Ellinger pushes Mid-Missouri’s redistricting interests
Sunday, April 10, 2011
Cole County Presiding Commissioner Marc Ellinger wasn’t surprised “at all” last week, when the House Redistricting Committee on Tuesday skipped over his proposed map in favor of one proposed by Chairman John Diehl, R-Town and Country.
The Diehl plan was approved by the full House on Wednesday and sent to the Senate.
“We saw the way the House handled the bill, that the fix was in ... it moves forward because the leadership wants it to move forward,” Ellinger said Friday.
“And I don’t think that anybody from this part of the state can look at the map that was approved by the House and say it’s a rational, reasonable or logical map.”
As lawmakers redraw the state’s congressional district lines, to reflect the population changes over the last decade and the loss of one district because Missouri’s population didn’t grow as much as other states, Ellinger’s focused on getting lawmakers to create a Mid-Missouri-based district.
“The interests that we have, obviously, are condensed and confined,” he explained. “People drive to Columbia (and) the Lake of the Ozarks from Cole County, and vice-versa, (and) it’s not considered a long drive. ...
“It’s considered staying local, and that’s the community of interest that the federal law says you’re supposed to take into account.”
Ellinger repeated Friday what he’s said several times: “If there’s not a central Missouri district, it certainly calls into question whether they are legal as they are drawn ... and I think that’s a matter that would end up in the courts.”
He agreed there are those in the Kansas City and St. Louis areas who also may have a legal complaint.
Ellinger is a Republican, lawyer and CPA.
He recently has worked with Rex Sinquefield, a retired multi-millionaire who has been active in some statewide issues, including some controversial ones.
But none of his legal work has any connection with his interest in the redistricting issue, Ellinger said.
He’s in this fight because he’s the presiding commissioner, “trying to do what is best for Cole County. I think that’s the role, and the obligation, of the presiding commissioner.
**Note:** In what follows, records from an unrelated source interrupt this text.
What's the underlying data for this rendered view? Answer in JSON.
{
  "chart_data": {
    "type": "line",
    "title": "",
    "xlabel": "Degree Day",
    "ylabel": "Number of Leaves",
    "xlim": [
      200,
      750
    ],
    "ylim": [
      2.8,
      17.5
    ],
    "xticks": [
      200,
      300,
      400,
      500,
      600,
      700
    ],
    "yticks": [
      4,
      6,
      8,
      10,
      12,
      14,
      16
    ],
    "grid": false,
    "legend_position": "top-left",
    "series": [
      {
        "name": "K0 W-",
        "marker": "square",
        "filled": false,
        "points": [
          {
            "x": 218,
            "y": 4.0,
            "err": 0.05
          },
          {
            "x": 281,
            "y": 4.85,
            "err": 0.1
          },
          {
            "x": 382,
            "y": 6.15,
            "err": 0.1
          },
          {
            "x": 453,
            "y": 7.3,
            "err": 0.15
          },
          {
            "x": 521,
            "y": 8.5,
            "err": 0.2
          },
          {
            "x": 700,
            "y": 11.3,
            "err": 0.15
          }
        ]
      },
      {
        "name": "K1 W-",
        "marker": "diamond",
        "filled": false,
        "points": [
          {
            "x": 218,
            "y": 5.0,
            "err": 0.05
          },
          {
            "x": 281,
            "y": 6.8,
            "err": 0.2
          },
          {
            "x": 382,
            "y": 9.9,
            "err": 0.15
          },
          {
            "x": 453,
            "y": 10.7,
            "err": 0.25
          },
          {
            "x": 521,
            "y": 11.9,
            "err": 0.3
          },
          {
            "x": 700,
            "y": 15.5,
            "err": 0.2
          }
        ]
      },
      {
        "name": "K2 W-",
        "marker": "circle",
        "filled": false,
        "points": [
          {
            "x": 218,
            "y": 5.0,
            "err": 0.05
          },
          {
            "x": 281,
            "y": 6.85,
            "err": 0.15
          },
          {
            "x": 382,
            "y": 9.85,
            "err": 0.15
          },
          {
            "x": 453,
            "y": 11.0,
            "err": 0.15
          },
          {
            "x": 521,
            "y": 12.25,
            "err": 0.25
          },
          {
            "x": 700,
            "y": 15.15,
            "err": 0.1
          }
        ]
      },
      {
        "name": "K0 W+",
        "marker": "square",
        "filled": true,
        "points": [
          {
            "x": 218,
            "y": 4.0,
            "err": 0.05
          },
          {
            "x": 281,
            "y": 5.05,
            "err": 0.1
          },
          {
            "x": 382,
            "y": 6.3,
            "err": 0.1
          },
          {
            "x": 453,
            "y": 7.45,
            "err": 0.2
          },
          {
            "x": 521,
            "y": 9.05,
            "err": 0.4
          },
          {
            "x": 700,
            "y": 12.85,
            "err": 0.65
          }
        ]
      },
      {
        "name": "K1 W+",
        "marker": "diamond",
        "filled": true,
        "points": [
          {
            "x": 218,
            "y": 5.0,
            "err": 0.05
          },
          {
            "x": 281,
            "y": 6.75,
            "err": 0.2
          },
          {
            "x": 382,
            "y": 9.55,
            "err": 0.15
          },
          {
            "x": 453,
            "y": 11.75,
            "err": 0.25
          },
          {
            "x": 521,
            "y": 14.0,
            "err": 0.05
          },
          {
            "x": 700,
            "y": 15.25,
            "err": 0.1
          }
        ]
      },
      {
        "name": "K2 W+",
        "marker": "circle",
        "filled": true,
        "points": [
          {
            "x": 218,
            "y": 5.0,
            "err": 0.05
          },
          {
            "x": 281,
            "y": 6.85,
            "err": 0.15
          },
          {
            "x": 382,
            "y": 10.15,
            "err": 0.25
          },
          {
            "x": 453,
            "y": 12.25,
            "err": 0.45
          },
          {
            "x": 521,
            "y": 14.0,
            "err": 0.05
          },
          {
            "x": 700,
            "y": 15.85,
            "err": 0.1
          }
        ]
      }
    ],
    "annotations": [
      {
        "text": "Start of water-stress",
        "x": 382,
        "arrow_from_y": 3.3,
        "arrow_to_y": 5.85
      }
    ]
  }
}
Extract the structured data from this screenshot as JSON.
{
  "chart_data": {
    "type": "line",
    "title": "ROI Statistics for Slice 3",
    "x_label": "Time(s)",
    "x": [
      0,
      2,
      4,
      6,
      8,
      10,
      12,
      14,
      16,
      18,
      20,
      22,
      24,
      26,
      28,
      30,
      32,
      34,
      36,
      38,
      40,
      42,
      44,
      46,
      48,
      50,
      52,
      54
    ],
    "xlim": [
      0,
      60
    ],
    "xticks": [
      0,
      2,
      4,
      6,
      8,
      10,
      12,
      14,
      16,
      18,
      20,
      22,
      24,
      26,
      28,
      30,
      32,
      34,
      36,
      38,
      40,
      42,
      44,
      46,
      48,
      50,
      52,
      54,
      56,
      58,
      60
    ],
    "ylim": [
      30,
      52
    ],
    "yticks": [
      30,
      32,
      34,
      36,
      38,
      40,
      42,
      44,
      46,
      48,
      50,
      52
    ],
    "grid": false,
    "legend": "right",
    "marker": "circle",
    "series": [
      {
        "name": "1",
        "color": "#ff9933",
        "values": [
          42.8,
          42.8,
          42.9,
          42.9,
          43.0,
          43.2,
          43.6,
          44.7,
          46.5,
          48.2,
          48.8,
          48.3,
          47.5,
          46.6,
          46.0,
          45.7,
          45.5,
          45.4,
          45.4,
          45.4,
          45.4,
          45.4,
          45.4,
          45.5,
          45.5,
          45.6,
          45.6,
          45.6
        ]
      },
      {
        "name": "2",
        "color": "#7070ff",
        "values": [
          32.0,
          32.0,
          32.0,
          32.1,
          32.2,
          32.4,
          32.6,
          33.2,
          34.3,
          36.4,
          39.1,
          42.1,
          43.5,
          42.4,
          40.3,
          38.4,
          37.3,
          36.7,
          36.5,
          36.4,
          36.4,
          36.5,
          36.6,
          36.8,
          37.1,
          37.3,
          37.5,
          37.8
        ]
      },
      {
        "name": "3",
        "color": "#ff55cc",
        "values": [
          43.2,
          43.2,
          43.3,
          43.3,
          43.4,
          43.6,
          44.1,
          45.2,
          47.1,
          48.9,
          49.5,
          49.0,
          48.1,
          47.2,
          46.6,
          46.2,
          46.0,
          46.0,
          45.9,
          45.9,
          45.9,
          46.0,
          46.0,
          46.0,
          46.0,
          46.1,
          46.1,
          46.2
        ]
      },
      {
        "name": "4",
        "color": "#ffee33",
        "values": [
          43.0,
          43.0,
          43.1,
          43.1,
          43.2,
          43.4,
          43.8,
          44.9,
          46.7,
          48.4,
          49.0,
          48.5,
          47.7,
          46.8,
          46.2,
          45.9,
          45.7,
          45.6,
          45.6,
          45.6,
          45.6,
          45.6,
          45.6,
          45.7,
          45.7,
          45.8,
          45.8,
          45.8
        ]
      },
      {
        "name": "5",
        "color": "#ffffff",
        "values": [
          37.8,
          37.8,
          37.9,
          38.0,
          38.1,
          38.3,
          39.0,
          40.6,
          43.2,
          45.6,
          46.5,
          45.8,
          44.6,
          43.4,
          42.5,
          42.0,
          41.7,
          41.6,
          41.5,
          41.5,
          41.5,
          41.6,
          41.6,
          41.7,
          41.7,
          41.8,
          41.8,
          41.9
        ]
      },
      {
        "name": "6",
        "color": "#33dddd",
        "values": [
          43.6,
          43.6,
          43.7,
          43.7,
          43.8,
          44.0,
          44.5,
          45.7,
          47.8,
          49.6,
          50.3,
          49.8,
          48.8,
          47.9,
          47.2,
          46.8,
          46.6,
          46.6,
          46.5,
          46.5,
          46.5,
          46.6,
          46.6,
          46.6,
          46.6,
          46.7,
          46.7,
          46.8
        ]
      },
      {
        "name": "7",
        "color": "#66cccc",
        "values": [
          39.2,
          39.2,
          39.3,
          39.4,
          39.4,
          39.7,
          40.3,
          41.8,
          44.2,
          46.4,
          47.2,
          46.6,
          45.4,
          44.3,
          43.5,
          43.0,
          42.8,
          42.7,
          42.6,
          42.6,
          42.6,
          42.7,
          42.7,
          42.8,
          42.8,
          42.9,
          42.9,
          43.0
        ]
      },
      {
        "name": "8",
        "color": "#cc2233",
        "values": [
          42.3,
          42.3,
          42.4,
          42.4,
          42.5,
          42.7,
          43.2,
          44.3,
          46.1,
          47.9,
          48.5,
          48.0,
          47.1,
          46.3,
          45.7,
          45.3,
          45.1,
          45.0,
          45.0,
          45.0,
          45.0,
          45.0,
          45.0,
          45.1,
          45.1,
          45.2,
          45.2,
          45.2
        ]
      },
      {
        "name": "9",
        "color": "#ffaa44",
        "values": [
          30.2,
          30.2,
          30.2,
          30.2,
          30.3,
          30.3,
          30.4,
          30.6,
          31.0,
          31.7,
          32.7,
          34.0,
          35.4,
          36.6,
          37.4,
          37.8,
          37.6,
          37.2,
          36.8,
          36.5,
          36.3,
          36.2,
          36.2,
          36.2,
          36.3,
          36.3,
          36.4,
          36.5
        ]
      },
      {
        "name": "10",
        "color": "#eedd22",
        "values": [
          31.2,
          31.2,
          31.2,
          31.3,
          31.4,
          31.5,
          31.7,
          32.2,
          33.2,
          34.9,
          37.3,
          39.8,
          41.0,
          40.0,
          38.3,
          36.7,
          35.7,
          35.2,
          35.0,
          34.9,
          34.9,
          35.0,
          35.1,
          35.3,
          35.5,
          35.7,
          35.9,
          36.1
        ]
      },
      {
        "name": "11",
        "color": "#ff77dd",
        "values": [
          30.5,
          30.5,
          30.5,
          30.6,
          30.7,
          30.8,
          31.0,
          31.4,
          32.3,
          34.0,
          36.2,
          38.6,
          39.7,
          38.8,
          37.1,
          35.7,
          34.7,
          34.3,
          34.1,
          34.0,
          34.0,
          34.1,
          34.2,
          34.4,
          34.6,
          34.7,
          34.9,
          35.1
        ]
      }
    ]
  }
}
“And I think, frankly, it’s the role and obligation of our state representatives and the state senator.”
Mid-Missouri Republicans Jay Barnes and Mike Bernskoetter, Jefferson City; Jeanie Riddle, Mokane; Caleb Jones, California; Rodney Schad, Versailles; and Tom Loehner, Koeltztown, all were among the 106 representatives voting for the House-passed plan, while the region’s lone Democrat — Chris Kelly, Columbia — was among the 53 lawmakers voting against it.
The full Senate has yet to take a vote.
“I don’t think they want to put a map on the floor that’s going to get a guaranteed filibuster,” Ellinger said.
Although he’s representing Mid-Missouri’s interests, he has not — yet — met with Boone County, Columbia or other regional officials.
“That is something I’m going to do,” Ellinger said, “but, the way this thing played out in the cards, as you well know, it was very fast and very quick — and sometimes it’s more valuable to be nimble than it is to build a huge coalition.”
Still, he agreed, Mid-Missouri businesses and other groups — especially in Jefferson City, Columbia and the Lake of the Ozarks areas — already have been working together on a number of different issues and projects, showing that “we have a community of interest here.”
He added: “I think we as residents of the central part of the state have acknowledged that this is what’s best for all of us, to work together for a number of reasons.
“And congressional representation is just one of them.”
Boone and Cole counties have not been in the same congressional district since 1981 — the last time the state lost a congressional district.
Ellinger said the region wasn’t hurt by that separation, but “while we were split, neither one of us was a suburb of St. Louis City,” and both Columbia and Jefferson City were “anchor cities” in their separate, mainly rural, districts.
“I firmly believe — and I think it’s hard to dispute — that had we been in a district where we were a small community with a dominant St. Louis majority in the district, we would have been hurt, for sure,” Ellinger explained. “And we can’t allow that to happen as we go forward because ... we’re going to end up getting the short end of the stick.”
Because, he said, a St. Louis area-based member of Congress will be “geared, dominated and controlled by the issues of suburban St. Louis — and we’re not suburban St. Louis.”
Ellinger hopes the Legislature “will come together” on “something that works for everybody. If not — if we can’t get a map out of the Legislature — the next best option is the only option.
“Which is allowing the courts to draw it.”